There are two important assertions in this Dark Reading coverage of the SecTor conference in Toronto: Buffer overflows are still the most common bugs and the hype that Microsoft's security has improved is at least somewhat justified.
The assessments were made by Telus, a company that provides analysis to security vendors. The buffer overflow finding is a bit surprising because of the attention that is being paid to flashier Web 2.0 application vulnerabilities such as cross-site scripting (XSS) and SQL injection.
The numbers cited on Microsoft: The number of high security vulnerabilities sunk from 175 last year to 129 during the first 11 months of 2007 (which would give it a prorated total of slightly more than 140). Critical bugs also went down, from 20 in 2006 to eight so far this year.
The security terrain clearly is getting more rugged, however, due to the emergence of Web 2.0. This ComputerWorld piece relates comments from Petko Petkov, a security researcher who addressed the Open Web Application Security Project US 2007 conference hosted by eBay earlier this month. Petkov said that new technologies are very dangerous and offer hackers many opportunities. He said that it took only one day to build a "Web-based attack infrastructure" based on Google Mashup Editor. The last half of the story describes some of the approaches hackers could take. Overall, the news isn't good. Said Amorize CEO Wayne Huang:
Nobody realizes the potential for abuse...When it happens, I think it's going to be on a very massive scale and very hard to stop.
It's nice to see folks agree. However, it's too bad that the subject upon which they concur is the dangers of Web 2.0. This Silicon.com piece starts out with a Yankee Group assessment that Web 2.0 is "heading for a slow-motion security train wreck."
The vulnerabilities are not new, the piece says, and relate to inherent problems in the way browsers are designed. The basic landscape, says an executive with Fortify Software, is that the high level of interactivity means a lot of data is in play at a given moment in time and that much processing is being done in the client, which often will be less secure.
The piece relates three recommendations from Forrester: users should re-examine security policies in the face of threats from the Web; improve user-awareness and use technologies such as Web filtering, behavioral analysis and outbound content control.
This McAfee blog balances the by-now familiar security fears of unfettered use of consumer Web 2.0 services in the enterprise with the common sense realization that the the new applications can be a boon for business.
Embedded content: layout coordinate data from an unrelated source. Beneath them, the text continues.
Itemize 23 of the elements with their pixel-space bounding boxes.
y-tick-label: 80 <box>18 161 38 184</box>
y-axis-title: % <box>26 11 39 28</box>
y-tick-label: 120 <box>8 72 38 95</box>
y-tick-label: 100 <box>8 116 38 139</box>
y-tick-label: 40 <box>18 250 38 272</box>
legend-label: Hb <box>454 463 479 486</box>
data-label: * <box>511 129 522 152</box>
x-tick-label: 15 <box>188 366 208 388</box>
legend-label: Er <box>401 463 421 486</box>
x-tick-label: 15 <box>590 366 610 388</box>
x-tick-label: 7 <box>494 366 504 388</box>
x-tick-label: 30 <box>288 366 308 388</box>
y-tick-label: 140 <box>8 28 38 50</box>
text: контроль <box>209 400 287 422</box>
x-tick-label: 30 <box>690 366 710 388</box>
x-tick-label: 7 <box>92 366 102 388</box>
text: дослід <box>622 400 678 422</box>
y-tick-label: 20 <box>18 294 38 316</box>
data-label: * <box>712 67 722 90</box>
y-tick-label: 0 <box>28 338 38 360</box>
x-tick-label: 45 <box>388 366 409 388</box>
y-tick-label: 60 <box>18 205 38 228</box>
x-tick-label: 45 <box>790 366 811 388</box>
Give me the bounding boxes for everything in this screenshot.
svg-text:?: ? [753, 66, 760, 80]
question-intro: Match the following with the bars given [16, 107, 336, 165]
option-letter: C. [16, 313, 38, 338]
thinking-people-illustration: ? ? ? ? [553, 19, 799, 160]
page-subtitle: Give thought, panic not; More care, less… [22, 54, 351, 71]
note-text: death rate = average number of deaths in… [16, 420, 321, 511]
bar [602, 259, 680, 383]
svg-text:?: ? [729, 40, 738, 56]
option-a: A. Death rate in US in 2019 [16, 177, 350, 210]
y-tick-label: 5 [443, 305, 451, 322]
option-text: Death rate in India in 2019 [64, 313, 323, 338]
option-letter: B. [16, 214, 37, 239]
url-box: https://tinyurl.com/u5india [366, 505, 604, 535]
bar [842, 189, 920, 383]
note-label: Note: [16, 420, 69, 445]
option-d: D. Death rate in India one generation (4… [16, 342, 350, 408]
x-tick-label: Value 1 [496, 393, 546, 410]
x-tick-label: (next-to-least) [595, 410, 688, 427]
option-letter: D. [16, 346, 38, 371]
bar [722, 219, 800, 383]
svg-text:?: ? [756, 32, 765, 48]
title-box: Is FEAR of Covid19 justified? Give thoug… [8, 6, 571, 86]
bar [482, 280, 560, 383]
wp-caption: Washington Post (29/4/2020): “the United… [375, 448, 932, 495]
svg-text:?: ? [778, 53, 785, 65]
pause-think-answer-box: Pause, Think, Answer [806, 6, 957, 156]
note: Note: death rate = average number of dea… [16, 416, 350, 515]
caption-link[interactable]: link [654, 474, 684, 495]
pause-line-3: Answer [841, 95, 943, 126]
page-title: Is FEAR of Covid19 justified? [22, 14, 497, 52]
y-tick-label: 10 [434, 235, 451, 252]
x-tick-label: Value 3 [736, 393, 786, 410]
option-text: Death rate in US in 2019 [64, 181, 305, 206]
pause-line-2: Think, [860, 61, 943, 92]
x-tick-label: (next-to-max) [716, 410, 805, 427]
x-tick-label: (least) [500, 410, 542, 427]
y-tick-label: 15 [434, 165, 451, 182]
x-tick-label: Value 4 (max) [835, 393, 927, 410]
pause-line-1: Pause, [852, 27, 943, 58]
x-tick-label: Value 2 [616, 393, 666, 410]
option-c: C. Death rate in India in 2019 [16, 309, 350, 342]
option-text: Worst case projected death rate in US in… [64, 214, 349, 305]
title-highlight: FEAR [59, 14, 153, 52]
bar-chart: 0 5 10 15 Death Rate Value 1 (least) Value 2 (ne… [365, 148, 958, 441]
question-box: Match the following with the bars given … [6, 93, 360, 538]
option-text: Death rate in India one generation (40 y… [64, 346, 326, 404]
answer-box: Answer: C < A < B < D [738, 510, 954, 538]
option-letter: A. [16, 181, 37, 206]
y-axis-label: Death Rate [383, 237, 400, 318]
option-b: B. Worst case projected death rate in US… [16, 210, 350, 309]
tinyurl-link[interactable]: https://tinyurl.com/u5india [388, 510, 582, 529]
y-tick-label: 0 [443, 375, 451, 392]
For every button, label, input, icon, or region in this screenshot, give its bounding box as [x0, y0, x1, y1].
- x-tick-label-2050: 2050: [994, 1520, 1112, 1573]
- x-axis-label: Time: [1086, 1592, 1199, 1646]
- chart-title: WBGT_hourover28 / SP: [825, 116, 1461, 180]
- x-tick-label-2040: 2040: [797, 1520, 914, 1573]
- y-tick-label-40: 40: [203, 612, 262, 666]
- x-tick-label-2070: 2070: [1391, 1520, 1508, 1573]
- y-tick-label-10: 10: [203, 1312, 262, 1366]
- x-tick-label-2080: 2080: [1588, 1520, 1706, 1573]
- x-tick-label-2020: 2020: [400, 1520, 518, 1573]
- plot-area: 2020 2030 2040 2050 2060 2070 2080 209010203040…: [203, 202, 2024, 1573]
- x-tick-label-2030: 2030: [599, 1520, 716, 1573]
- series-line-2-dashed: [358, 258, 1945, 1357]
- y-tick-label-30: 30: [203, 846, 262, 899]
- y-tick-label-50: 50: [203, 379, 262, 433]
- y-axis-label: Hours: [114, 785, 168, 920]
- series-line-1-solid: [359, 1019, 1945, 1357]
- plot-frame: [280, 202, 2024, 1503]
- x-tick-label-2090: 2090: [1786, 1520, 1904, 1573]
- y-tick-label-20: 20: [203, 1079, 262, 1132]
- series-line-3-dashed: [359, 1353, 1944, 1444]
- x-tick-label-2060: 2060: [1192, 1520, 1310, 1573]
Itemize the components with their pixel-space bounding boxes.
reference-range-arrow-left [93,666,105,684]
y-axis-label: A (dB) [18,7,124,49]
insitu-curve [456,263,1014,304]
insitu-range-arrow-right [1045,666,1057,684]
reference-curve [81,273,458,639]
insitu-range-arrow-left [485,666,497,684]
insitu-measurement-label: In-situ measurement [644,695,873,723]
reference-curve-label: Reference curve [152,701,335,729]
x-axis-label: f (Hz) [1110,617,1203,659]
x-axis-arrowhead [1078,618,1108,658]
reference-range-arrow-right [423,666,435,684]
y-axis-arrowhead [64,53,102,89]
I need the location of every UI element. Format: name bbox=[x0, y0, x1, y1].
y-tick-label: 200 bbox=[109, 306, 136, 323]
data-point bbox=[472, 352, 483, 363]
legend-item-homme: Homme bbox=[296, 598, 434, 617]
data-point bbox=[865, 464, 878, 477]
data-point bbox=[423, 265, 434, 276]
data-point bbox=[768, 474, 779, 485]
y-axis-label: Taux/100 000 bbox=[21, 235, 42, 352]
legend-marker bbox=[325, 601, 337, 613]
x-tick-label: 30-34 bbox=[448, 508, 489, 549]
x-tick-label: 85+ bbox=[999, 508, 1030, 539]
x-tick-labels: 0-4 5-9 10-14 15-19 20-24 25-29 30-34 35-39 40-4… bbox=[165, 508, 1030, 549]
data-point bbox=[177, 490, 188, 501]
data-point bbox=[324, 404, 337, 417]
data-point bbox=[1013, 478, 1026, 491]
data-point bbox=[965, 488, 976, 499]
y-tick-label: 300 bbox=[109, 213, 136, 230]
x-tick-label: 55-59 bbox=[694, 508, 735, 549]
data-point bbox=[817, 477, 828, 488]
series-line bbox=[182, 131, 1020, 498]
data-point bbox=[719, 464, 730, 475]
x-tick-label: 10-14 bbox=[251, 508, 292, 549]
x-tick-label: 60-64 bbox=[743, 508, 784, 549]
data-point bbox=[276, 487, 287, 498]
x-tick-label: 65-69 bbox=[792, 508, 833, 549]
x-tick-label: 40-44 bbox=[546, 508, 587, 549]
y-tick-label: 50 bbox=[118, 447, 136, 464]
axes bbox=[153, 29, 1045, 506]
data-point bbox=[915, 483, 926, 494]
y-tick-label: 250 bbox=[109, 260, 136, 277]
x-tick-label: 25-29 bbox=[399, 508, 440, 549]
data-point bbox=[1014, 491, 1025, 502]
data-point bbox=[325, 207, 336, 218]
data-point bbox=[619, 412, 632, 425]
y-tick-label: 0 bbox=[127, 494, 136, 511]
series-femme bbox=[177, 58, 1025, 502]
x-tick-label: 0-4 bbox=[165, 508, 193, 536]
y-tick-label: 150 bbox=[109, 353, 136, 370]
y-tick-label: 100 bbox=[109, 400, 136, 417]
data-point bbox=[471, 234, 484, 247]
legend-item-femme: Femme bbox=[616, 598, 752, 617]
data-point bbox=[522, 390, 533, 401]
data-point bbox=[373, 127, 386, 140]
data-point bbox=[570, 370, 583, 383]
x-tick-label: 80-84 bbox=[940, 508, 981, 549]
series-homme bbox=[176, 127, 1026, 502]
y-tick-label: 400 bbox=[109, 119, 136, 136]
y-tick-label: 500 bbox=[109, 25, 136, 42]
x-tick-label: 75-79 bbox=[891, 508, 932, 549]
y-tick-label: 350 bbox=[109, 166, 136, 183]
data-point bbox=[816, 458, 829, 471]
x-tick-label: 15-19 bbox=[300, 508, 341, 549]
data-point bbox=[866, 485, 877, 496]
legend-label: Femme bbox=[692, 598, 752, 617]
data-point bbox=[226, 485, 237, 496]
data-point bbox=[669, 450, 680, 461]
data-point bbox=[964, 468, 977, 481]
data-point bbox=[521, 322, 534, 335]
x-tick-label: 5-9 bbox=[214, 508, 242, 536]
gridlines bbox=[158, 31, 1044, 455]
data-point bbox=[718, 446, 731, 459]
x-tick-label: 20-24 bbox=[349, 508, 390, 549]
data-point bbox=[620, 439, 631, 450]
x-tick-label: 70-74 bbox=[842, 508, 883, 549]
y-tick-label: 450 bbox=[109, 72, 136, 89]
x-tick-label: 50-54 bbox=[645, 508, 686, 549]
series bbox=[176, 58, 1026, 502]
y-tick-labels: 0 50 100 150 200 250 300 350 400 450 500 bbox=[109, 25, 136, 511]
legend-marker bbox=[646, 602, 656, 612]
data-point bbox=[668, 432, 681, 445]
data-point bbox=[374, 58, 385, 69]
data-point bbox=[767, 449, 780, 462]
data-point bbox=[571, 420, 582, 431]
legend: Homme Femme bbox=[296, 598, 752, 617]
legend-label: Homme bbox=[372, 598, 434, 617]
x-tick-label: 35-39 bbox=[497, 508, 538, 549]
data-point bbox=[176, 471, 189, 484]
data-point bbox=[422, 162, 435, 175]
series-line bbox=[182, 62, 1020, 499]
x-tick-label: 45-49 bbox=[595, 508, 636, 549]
Thus, a balance must be struck. IT and security managers, the story says, need to plan for this. The writer provides three things decision makers should consider: They should keep an open mind towards embracing the benefits of Web 2.0 for the business; define an acceptable Internet use policy that includes Web 2.0 applications; and use content filtering to block unapproved sites.
The increase in browser-based vulnerabilities is real and scary. It would be even more frightening if Microsoft wasn't stepping up its security game. Despite the good news out of Redmond, IT managers and security forces clearly need to rethink their security approach in an increasingly threatening landscape.